Vascular progenitors generated from tankyrase inhibitor-regulated naïve diabetic human iPSC potentiate efficient revascularization of ischemic retina

Here, we report that the functionality of vascular progenitors (VP) generated from normal and disease-primed conventional human induced pluripotent stem cells (hiPSC) can be significantly improved by reversion to a tankyrase inhibitor-regulated human naive epiblast-like pluripotent state. Naive diabetic vascular progenitors (N-DVP) differentiated from patient-specific naive diabetic hiPSC (N-DhiPSC) possessed higher vascular functionality, maintained greater genomic stability, harbored decreased lineage-primed gene expression, and were more efficient in migrating to and re-vascularizing the deep neural layers of the ischemic retina than isogenic diabetic vascular progenitors (DVP).

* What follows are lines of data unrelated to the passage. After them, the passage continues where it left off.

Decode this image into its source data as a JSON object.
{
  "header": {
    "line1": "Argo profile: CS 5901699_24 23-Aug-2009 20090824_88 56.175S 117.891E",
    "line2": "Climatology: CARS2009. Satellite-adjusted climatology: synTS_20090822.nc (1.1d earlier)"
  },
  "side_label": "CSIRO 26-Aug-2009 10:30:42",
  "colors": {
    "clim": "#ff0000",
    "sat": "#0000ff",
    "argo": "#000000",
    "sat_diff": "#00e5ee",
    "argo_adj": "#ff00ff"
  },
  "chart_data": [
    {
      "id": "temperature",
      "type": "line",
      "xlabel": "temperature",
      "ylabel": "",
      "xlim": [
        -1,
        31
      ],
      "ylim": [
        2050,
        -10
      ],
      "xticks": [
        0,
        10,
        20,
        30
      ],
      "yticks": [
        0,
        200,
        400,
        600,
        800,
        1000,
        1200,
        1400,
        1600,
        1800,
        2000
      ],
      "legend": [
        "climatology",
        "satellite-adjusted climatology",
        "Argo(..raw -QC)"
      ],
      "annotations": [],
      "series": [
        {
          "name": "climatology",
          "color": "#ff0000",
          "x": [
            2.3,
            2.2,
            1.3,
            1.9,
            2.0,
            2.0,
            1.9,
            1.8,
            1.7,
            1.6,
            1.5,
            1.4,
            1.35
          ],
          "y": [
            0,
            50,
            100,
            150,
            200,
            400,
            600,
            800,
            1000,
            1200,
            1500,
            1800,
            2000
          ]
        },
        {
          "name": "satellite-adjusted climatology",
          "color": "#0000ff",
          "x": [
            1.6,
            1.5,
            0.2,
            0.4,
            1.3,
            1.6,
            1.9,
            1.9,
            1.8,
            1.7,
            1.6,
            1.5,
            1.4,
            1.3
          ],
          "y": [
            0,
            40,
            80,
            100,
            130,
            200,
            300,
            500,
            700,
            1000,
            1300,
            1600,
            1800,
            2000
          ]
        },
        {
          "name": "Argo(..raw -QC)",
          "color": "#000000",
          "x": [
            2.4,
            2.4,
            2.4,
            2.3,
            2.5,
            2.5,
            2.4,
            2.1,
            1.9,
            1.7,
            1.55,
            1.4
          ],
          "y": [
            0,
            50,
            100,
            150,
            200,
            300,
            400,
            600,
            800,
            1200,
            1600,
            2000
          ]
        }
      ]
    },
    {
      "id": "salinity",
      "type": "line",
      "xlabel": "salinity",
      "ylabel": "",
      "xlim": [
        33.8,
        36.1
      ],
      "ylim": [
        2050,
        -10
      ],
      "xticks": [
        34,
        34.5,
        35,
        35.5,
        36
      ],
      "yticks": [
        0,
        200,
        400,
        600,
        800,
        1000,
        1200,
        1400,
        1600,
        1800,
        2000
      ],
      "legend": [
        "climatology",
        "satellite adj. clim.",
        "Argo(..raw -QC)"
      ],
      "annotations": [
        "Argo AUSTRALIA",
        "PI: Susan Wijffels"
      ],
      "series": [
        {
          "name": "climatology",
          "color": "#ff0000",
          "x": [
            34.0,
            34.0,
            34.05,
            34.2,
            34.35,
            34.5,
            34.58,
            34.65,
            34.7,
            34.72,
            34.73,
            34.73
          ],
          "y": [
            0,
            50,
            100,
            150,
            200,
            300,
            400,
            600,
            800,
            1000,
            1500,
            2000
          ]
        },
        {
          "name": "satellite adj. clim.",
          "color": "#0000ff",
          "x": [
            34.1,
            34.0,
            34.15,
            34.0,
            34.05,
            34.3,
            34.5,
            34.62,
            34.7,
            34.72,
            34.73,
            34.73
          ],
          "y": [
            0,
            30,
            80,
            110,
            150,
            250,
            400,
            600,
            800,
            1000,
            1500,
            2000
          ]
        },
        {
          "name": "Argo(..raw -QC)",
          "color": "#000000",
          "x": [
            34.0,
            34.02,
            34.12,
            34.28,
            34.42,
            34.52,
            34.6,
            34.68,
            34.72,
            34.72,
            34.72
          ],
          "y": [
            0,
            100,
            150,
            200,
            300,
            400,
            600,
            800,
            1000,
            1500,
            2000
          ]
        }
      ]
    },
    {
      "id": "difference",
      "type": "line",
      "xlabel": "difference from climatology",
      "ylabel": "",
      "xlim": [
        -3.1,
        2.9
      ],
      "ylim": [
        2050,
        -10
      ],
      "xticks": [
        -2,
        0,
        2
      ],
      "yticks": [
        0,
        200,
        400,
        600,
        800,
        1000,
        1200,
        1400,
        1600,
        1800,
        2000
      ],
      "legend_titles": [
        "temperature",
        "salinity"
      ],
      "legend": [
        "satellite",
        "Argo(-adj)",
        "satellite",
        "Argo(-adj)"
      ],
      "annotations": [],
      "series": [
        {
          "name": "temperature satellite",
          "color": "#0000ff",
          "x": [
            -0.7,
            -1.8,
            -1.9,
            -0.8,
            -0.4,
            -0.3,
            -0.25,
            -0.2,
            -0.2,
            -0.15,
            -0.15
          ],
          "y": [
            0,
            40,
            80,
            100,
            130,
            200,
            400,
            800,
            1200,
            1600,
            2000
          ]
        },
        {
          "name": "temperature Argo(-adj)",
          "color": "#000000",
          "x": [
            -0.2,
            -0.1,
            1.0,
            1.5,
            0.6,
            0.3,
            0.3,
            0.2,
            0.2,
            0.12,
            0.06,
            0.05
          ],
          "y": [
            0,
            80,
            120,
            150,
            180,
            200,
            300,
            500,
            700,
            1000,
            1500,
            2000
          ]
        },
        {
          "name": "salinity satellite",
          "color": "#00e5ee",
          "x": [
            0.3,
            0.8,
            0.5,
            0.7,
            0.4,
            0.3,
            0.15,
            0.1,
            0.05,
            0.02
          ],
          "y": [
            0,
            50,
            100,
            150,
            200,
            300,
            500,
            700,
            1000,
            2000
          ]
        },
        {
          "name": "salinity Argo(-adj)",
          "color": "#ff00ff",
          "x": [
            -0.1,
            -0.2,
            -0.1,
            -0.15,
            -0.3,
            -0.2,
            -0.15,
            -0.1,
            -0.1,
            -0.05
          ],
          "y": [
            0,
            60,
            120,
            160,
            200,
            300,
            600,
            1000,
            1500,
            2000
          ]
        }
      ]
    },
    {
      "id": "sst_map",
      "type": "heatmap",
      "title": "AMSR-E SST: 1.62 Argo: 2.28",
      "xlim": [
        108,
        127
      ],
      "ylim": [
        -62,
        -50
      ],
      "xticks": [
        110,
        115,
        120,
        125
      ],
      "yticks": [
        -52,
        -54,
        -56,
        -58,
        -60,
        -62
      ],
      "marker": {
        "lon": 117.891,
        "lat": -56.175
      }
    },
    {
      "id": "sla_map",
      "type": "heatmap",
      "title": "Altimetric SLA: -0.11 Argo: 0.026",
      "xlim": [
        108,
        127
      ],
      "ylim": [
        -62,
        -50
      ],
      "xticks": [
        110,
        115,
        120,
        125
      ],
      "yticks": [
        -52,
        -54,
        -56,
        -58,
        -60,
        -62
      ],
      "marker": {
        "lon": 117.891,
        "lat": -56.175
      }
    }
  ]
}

These findings suggest that reprogramming to a stable naive human pluripotent stem cell state may effectively erase dysfunctional epigenetic donor cell memory or disease-associated aberrations in patient-specific hiPSC. More broadly, tankyrase inhibitor-regulated naive hiPSC (N-hiPSC) represent a class of human stem cells with high epigenetic plasticity, improved multi-lineage functionality, and potentially high impact for regenerative medicine. hPSCs in culture acquire a more naive pluripotent state upon tankyrase inhibition. Here, the authors show that tankyrase inhibitor-regulated naive hiPSCs from diabetic donors generate more vascular progenitors and more efficient engraftment into mouse retina than conventional PSCs.